Sonuç olarak; YAŞ Kararları iç mücadelenin yaşandığı bir alan gibi gözükse de kararların alınmasında, dış politikanın da dikkate alındığını söylemek yanlış olmayacaktır. Medyada ifade edilen taktik seviyedeki öneminin yanında stratejik etkenlerde göze alınarak YAŞ Kararları gerçekleşmiştir." diyor komutan.
İşte bu yazıyı okuyunca aklıma hemen Suriye’yle savaşa karşı çıkan, Kürt sorununu savaşla değil masada çözülmesini savunan ve NATO’da kalınmasında ısrar eden komutanların Gülenci diye nasıl apar topar atıldıkları yada hapsedildikleri aklıma geliyor. Tam da Recep Tamam Erdoğan, Suriye sınırında savaşa hazırlanırken, bilhassa Balyoz grubundaki komutanların emekli edilmesi acaba savaşa karşı olmaları olasılığını da beraberinde getirir mi? Bence konuşulmasa da getirir, çünkü bu terfiler yada emekli edilmelerin hemen hemen başka bir izahı yok, terfi etmese de beklemeye alınmayan komutanların başka açıklaması yok gibi.

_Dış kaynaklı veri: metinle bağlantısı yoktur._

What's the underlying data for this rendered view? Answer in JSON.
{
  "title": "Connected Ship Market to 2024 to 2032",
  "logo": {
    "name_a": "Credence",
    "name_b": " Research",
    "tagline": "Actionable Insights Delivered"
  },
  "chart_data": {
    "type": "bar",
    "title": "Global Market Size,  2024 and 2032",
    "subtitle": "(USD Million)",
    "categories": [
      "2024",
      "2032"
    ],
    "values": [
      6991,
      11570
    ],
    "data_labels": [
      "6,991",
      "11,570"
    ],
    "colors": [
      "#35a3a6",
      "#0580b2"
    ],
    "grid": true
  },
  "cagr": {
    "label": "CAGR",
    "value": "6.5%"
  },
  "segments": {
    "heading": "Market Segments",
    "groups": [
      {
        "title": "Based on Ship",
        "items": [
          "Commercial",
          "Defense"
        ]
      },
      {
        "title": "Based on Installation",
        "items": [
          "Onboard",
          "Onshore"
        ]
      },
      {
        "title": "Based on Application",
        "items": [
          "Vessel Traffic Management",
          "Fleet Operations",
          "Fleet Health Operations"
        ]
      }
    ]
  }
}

Konuyu başka bir komutanla konuştuğumda bana "Sorgulayan komutanların birçoğu emekli edildi, emredersinizciler terfi aldı yada orduda kaldılar. Aslında Ergenekon ve Erdoğan için sadece ülkeyi şekillendirmede kullanışlı olanla, egemen iradenin buyruğuna mutlak itaat edenle çalışmak esas olduğundan stratejik vizyon, sistemle mücadele, sisteme etkide bulunma gibi birtakım potansiyel birikime, 'şahin' niteliğe sahip herkes bu irade karşısında potansiyel bir tehdit ve risktir. Tasfiye edilenlerde de bu potansiyel mevcuttur. Neredeyse çoğunluğu karakter ve birikim itibarıyla bu şahinliğe sahip kişilerdir ama kullanışlılık sürelerini doldurdular. Artık ülkede gerilimin azaltılması için onlara nazaran daha mülayim, daha yumuşak başlı, egemen iradeyle daha uyumlu çalışacak, her buyruğa itirazsız itaat edecek askerlerin yönetime getirilmesi gerekiyordu. Nitekim terfi edenlerin karakter ve mesleki teamülleri dikkate alındığında bu durum çok net olarak görülüyor." diye açıkladı.
Bütün bunlara karşın Türkiye, Suriye’de Suriye Kürdistanı’ndan dolayı ABD’nin açıklamalarına karşın bir savaşa girecek mi, yoksa kendisine verileni kabul etmek zorunda mı kalacak. Bu soru Erdoğan’a değil, kalan komutanlara, onların bile yanıtlamakta zorlanacağı bir soru. Birisi genelkurmay başkanı Yaşar Güler’e 15 Temmuz gecesinin bittiğini, Hulusi Akar’ın artık genelkurmay başkanı olmadığını, bu konuda 1-2 kelam etmesi gerektiğini söylemesi gerek.